Two packs with innovative openings (Marlboro Bright Leaf and B&H slide) produced some of the strongest reactions across the groups. When shown the openings, all but one group were openly impressed and interested in the gadgetry, although this group still rated these packs positively. Initial reactions included several exclamations of ‘wow’ and there were obvious displays of enjoyment in opening these packs.

Shiny!

Again - if the packaging is so important to getting young people to take up smoking, how come Ford found 48 young people who'd never seen them before?

Image-based packaging

The focus groups highlighted that all packaging can create a brand image from its design, whether positive or negative. The groups also showed young people to be adept at identifying how on-pack features such as colour, font, brand name and background design; impact on brand and product perceptions.

Unless, of course, as shown above it's on a packet of cigarettes.

Plain pack perceptions

Placing the ‘Kerrods’ plain pack alongside branded packs for the tobacco packaging activities gave insights into plain pack perceptions and the messages a plain pack communicates relativeto branded packs. The groups gave no indication they suspected the plain pack was anything but a genuine pack, although this may be explained by the low brand and pack awareness of all but the most popular brands.

They almost had it at the end there, but they ignored it. 48 15 year-olds can't tell the difference between normal packs and a plain pack because they don't know what the normal packs look like.

Plain packs differing in shape and size

Grouping and rating the eight plain packs with different structures proved the most difficult task as participants struggled to group and distinguish between the packs.

Strength and harm

[on the plain packets] "There is no information on the packets except for the warnings... You can’t distinguish one from the other, except from shape" (BOYS, ABC1)

Something's not right here - earlier on, when describing the methodology Ford said:

4.2.3.3 Plain pack [...] The plain pack featured a text health warning on the front, a pictorial warning and UK duty paid label on the back, and ingredients and emissions information on the side - in line with current UK regulations for tobacco packaging

4.2.3.4 Plain packs which differ in shape, size and method of opening Eight packs which differed in shape, size and method of opening, all on sale in the UK at the time of the research, were spray painted dark brown for the purposes of the study. Brand names were covered up to explore the impact, if any, of the different structures. As with the plain pack, all tobacco packaging markings required in the UK were displayed. (emphasis added)

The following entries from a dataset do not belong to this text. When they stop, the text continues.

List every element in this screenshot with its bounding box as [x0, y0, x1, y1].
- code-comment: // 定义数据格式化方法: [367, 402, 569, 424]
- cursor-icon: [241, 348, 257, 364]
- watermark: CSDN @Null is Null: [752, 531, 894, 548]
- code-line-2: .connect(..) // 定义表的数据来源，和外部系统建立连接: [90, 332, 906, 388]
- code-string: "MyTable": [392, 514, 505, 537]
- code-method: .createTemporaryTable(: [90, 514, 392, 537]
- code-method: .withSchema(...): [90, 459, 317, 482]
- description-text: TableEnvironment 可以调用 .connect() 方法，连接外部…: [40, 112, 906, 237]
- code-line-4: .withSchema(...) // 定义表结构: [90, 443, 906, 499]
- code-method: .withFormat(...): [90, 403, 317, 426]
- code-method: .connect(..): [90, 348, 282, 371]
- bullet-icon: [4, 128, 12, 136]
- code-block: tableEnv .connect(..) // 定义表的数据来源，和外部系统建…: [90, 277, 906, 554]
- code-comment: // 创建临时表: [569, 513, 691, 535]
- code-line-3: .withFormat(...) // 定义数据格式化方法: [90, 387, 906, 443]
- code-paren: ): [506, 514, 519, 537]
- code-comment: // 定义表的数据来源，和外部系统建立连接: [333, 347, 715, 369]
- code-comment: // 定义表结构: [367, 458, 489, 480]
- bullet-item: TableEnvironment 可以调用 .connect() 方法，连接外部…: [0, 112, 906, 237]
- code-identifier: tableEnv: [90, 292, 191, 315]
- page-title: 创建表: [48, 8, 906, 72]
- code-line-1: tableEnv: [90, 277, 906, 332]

Either the legally required markings (such as tar content) were there, or they weren't.

Emotional pack responses

One key finding was that messages within packaging triggered emotional responses in participants.

But as previously pointed out, they don't know about the packaging - at least not until this experiment that is.

Importance of packaging for tobacco products

"I don’t think non-smokers would be, like think I’m going to smoke, just cos that packet is nice "(GIRL, ABC1)

It's interesting that Ford chose to include this quote.